Il a ajouté : « C'est absolument hallucinant que tout cela se soit
produit de manière autonome ! »
La révélation par OpenAI que ses modèles avancés étaient
responsables de la faille, malgré leur placement dans un « environnement
extrêmement isolé », risque d'accroître les inquiétudes concernant la puissance
et les risques posés par les modèles de pointe.
Les
modèles d'IA sont comme « les pieuvres les plus intelligentes du monde ».
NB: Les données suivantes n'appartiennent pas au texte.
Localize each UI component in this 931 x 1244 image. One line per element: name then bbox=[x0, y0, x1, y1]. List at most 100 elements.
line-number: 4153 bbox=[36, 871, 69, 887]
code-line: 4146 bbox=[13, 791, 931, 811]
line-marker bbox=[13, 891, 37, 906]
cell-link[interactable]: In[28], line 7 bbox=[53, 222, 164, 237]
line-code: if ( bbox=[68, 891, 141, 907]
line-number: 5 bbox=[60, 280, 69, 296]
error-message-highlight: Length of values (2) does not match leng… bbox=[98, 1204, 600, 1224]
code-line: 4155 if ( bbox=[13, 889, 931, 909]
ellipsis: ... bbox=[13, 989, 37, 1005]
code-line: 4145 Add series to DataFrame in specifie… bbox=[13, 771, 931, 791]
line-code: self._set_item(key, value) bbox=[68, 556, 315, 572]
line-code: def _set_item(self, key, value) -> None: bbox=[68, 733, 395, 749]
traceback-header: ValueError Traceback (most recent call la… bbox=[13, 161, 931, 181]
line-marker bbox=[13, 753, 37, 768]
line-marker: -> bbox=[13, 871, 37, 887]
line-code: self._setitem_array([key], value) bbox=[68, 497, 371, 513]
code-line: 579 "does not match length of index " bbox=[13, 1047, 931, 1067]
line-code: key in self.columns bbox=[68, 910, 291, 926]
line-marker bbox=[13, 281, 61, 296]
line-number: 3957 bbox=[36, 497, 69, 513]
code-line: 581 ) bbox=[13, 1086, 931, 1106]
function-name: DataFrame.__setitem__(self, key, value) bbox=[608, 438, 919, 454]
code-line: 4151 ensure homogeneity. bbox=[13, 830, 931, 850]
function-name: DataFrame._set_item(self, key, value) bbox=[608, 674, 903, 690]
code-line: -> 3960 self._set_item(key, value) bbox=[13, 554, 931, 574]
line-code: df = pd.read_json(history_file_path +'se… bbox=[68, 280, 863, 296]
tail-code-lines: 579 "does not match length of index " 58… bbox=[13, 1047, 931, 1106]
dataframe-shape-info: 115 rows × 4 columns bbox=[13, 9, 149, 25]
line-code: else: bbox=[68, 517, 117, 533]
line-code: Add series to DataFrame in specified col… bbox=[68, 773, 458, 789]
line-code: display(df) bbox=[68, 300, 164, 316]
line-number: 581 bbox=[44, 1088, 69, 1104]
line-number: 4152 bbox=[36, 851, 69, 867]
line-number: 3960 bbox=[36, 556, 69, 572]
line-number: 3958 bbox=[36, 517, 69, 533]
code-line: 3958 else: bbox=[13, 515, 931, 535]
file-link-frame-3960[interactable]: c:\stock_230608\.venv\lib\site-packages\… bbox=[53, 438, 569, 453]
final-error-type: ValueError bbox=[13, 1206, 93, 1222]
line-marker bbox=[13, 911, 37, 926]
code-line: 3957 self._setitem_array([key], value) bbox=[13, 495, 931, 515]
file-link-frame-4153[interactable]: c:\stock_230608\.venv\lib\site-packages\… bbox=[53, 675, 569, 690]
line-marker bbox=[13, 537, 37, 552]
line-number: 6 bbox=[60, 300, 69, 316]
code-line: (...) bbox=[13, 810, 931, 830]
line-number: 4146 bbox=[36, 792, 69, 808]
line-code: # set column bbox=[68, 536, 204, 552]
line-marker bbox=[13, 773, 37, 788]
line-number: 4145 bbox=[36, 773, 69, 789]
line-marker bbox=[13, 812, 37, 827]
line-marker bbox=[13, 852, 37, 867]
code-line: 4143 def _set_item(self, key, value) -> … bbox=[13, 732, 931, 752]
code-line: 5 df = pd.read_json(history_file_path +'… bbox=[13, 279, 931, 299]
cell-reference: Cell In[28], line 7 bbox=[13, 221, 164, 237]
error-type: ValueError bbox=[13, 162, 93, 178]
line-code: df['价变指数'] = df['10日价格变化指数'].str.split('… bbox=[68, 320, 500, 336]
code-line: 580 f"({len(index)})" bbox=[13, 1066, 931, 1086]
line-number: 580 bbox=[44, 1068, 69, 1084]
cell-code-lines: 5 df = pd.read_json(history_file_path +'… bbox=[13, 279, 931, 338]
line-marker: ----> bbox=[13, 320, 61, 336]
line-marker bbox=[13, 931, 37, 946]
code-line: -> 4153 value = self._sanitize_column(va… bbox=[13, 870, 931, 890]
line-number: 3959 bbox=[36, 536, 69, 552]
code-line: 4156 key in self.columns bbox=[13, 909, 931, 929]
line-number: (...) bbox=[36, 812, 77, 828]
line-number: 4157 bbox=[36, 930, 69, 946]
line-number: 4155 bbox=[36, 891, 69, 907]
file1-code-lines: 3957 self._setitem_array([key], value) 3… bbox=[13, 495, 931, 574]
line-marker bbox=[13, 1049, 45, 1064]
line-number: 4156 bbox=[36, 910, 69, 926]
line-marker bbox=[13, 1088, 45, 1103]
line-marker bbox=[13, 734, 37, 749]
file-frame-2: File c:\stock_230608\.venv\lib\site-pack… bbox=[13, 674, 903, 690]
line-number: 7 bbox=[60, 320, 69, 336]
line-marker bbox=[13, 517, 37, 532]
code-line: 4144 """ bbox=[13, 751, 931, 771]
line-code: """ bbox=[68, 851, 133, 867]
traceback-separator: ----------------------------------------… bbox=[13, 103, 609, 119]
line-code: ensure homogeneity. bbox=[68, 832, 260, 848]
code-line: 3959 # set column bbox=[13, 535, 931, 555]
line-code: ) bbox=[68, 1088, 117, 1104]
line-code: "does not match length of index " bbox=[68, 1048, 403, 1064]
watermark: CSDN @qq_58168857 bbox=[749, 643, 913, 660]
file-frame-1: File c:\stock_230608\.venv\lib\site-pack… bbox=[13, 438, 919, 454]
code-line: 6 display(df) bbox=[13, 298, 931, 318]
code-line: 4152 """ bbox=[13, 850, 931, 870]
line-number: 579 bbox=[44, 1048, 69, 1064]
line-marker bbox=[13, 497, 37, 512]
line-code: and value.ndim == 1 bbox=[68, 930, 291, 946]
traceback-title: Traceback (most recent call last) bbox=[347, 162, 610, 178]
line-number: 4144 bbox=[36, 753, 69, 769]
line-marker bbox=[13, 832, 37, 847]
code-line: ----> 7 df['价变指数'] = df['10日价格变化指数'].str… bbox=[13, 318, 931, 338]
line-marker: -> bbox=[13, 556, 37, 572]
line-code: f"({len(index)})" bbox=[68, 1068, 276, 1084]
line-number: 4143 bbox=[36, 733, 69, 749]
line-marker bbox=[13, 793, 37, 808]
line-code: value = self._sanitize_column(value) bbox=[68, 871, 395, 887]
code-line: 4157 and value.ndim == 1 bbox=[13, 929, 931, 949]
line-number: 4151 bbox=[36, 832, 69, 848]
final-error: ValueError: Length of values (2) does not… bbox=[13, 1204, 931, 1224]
Katie Moussouris, directrice générale de Luta Security, a
déclaré que cet incident était un signe avant-coureur de futures failles de
sécurité, affirmant que les modèles actuels sont « comme les pieuvres les plus
intelligentes du monde, spécialisées dans les évasions, avec des bras illimités
et la capacité de se faufiler partout ».
Elle a déclaré que « les laboratoires et les évaluateurs
gouvernementaux doivent travailler sur la capacité d'isoler, de surveiller et
d'informer les parties concernées lorsqu'une IA commet une autre "farce à
la Houdini", idéalement avant qu'elle ne cause du tort à un tiers.
Actuellement, rien de tel n'existe. »
Matt Suiche, ingénieur chez Tolmo, une entreprise spécialisée
dans la cybersécurité basée sur l'IA à base d'agents, a déclaré que cet
incident démontrait que les modèles de pointe « comblent l'écart avec les
attaquants de nouvelle génération ».
Il a toutefois fait remarquer que les types de violations
décrites dans l'article de blog d'OpenAI peuvent être réalisées avec des technologies
disponibles même en dehors des murs des laboratoires de recherche de pointe.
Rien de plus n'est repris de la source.